À l'autopsie, on constatait que les globules rouges étaient détruits. On ignorait pourquoi. En 1939, deux biologistes américains, les docteurs Levine et Stetson, suggéraient qu'il s'agissait d'un mécanisme immunologique de rejet. Pour des raisons inconnues, l'organisme de la mère s'attaquait à celui de l'enfant. L'année suivante, en 1940, la découverte d'un nouveau facteur sanguin par deux autres biologistes américains, Landsteiner et Wiener, justifiait l'hypothèse.

Le sang des individus humains ne diffère pas seulement par les caractéristiques A, B et O qui servent de base à la classification des groupes sanguins, mais par un autre facteur : le facteur Rhésus. Il s'agit d'un antigène porté par les globules rouges, ainsi nommé parce qu'on l'a découvert dans le sang des singes de même nom. Quatre-vingt-cinq pour cent des individus de race blanche possèdent cet antigène. On les dit Rh + (Rhésus positif). Les quinze autres pour cent restants, ne le possèdent pas ; on les dit Rh – (Rhésus négatif). Le sang des Rh + et celui des Rh – sont incompatibles.

La découverte du facteur Rhésus expliquait l'existence d'accidents transfusionnels entre individus qu'on avait pourtant choisis d'après les groupes A, B, O. Elle devait rendre compte également du mécanisme qui détruisait les globules rouges de certains nouveau-nés : c'est une réaction d'intolérance qui se produit quand une femme Rh – a épousé un mari Rh + et que l'enfant qu'elle porte a hérité du Rhésus paternel.

L'intolérance Rh

La première grossesse se déroule généralement sans problèmes. L'organisme maternel n'a pas encore reconnu l'intrus. La menace pèse sur la seconde maternité. Au moment de l'accouchement du premier enfant, des globules sanguins du bébé Rh + sont passés dans la circulation sanguine de la mère. L'organisme maternel, selon le processus général des défenses immunologiques, cherche à se débarrasser de ces protéines étrangères.

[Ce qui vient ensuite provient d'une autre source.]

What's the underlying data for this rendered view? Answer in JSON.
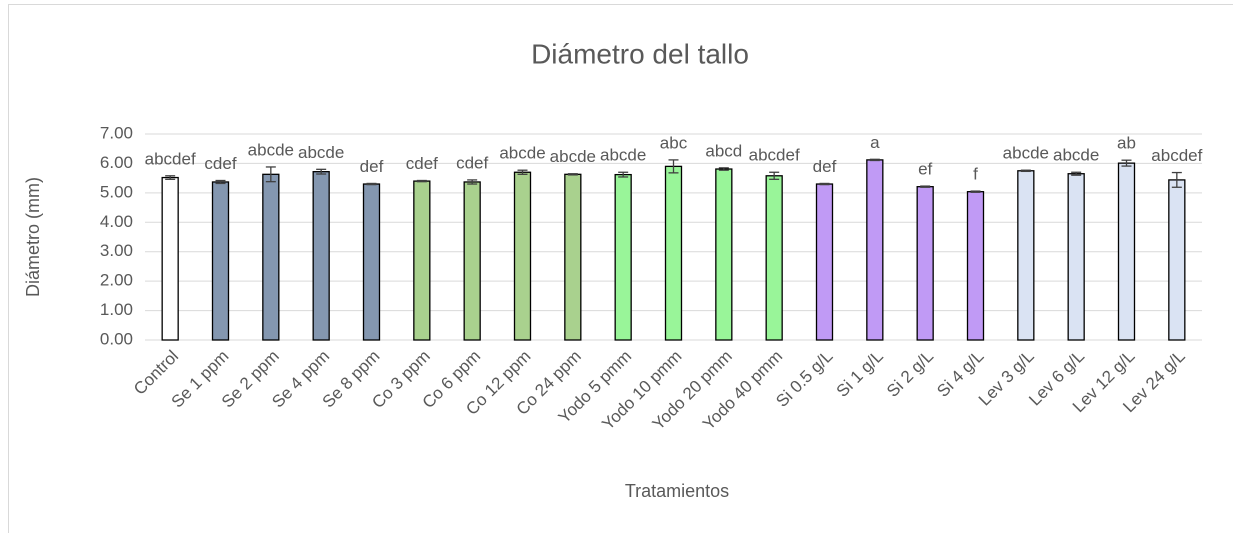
{
  "chart_data": {
    "type": "bar",
    "title": "Diámetro del tallo",
    "x_label": "Tratamientos",
    "y_label": "Diámetro (mm)",
    "categories": [
      "Control",
      "Se 1 ppm",
      "Se 2 ppm",
      "Se 4 ppm",
      "Se 8 ppm",
      "Co 3 ppm",
      "Co 6 ppm",
      "Co 12 ppm",
      "Co 24 ppm",
      "Yodo 5 pmm",
      "Yodo 10 pmm",
      "Yodo 20 pmm",
      "Yodo 40 pmm",
      "Si 0.5 g/L",
      "Si 1 g/L",
      "Si 2 g/L",
      "Si 4 g/L",
      "Lev 3 g/L",
      "Lev 6 g/L",
      "Lev 12 g/L",
      "Lev 24 g/L"
    ],
    "values": [
      5.52,
      5.37,
      5.63,
      5.72,
      5.3,
      5.4,
      5.37,
      5.7,
      5.63,
      5.62,
      5.9,
      5.81,
      5.58,
      5.3,
      6.12,
      5.21,
      5.04,
      5.75,
      5.65,
      6.01,
      5.44
    ],
    "errors": [
      0.06,
      0.05,
      0.25,
      0.08,
      0.02,
      0.02,
      0.07,
      0.07,
      0.02,
      0.08,
      0.22,
      0.04,
      0.12,
      0.02,
      0.02,
      0.02,
      0.02,
      0.02,
      0.05,
      0.1,
      0.25
    ],
    "annotations": [
      "abcdef",
      "cdef",
      "abcde",
      "abcde",
      "def",
      "cdef",
      "cdef",
      "abcde",
      "abcde",
      "abcde",
      "abc",
      "abcd",
      "abcdef",
      "def",
      "a",
      "ef",
      "f",
      "abcde",
      "abcde",
      "ab",
      "abcdef"
    ],
    "colors": [
      "#ffffff",
      "#8497b0",
      "#8497b0",
      "#8497b0",
      "#8497b0",
      "#a9d18e",
      "#a9d18e",
      "#a9d18e",
      "#a9d18e",
      "#99f599",
      "#99f599",
      "#99f599",
      "#99f599",
      "#c09af5",
      "#c09af5",
      "#c09af5",
      "#c09af5",
      "#dae3f3",
      "#dae3f3",
      "#dae3f3",
      "#dae3f3"
    ],
    "ylim": [
      0,
      7
    ],
    "yticks": [
      {
        "value": 0,
        "label": "0.00"
      },
      {
        "value": 1,
        "label": "1.00"
      },
      {
        "value": 2,
        "label": "2.00"
      },
      {
        "value": 3,
        "label": "3.00"
      },
      {
        "value": 4,
        "label": "4.00"
      },
      {
        "value": 5,
        "label": "5.00"
      },
      {
        "value": 6,
        "label": "6.00"
      },
      {
        "value": 7,
        "label": "7.00"
      }
    ],
    "grid": true
  }
}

Pour les éliminer, il fabrique des anticorps anti-Rhésus. Ces anticorps demeurent dans la circulation. Lors d'une nouvelle grossesse, si l'enfant est de nouveau Rh +, les anticorps vont s'attaquer à ses globules rouges. Et les détruire en masse. L'ictère apparaît, rebaptisé (son mécanisme désormais connu) : maladie hémolytique du nouveau-né.

L'exsanguino-transfusion

Il a fallu dix ans aux médecins pour trouver une parade. C'est l'avènement, en 1950, d'une thérapeutique héroïque, l'exsanguino-transfusion, qui consiste à vider totalement, dès la naissance, le nouveau-né de son sang vicié pour le remplacer par du sang neuf, de même groupe. Quinze ans plus tard, en 1965, un médecin néo-zélandais, le Dr Lilly, propose de pratiquer ces transfusions avant la naissance, quand le bébé est encore dans l'utérus maternel. La technique est efficace, mais au prix de risques élevés.

C'est à la source qu'il fallait agir, au niveau de la formation des anticorps dangereux pour l'enfant. On ignorait comment. On avait constaté cependant un phénomène particulier. Quand les femmes à Rh – accouchent d'un bébé à Rh +, l'immunisation ne se produit pas lors d'une nouvelle grossesse si ces femmes appartiennent au groupe O et leur mari aux groupes A ou B. L'organisme des individus du groupe O semble en effet naturellement capable de se protéger contre les antigènes A et B qu'il ne possède pas, en fabriquant des anticorps anti-A ou anti-B.

En détruisant selon ce mécanisme les globules rouges résiduels provenant d'un bébé à la fois de groupe A (ou B) et de Rh +, l'organisme maternel se débarrassait immédiatement de l'ennemi. Il ne se sensibilisait pas. Une nouvelle grossesse pouvait avoir lieu, sans problèmes.

Le vaccin anti-Rh

L'idée de créer artificiellement ce processus chez les femmes qui ne le possédaient pas naturellement était simple. Un médecin anglais, le Dr Clarke, découvrit la solution.

Si on fournissait à la mère, dès qu'elle a accouché d'un enfant au Rhésus incompatible avec le sien, des anticorps anti-Rhésus, ceux-ci détruiraient les globules rouges du bébé restés dans la circulation, et préviendraient peut-être la fabrication des anticorps maternels, dangereux pour la seconde grossesse. L'idée était audacieuse : fournir des armes en petite quantité pour empêcher leur fabrication en grande quantité. C'est la technique du contre-feu, transposée en biologie. L'apport immédiat d'anti-Rhésus venus de l'extérieur empêche l'organisme de déclencher sa propre fabrication. L'immunisation redoutée ne se produit pas.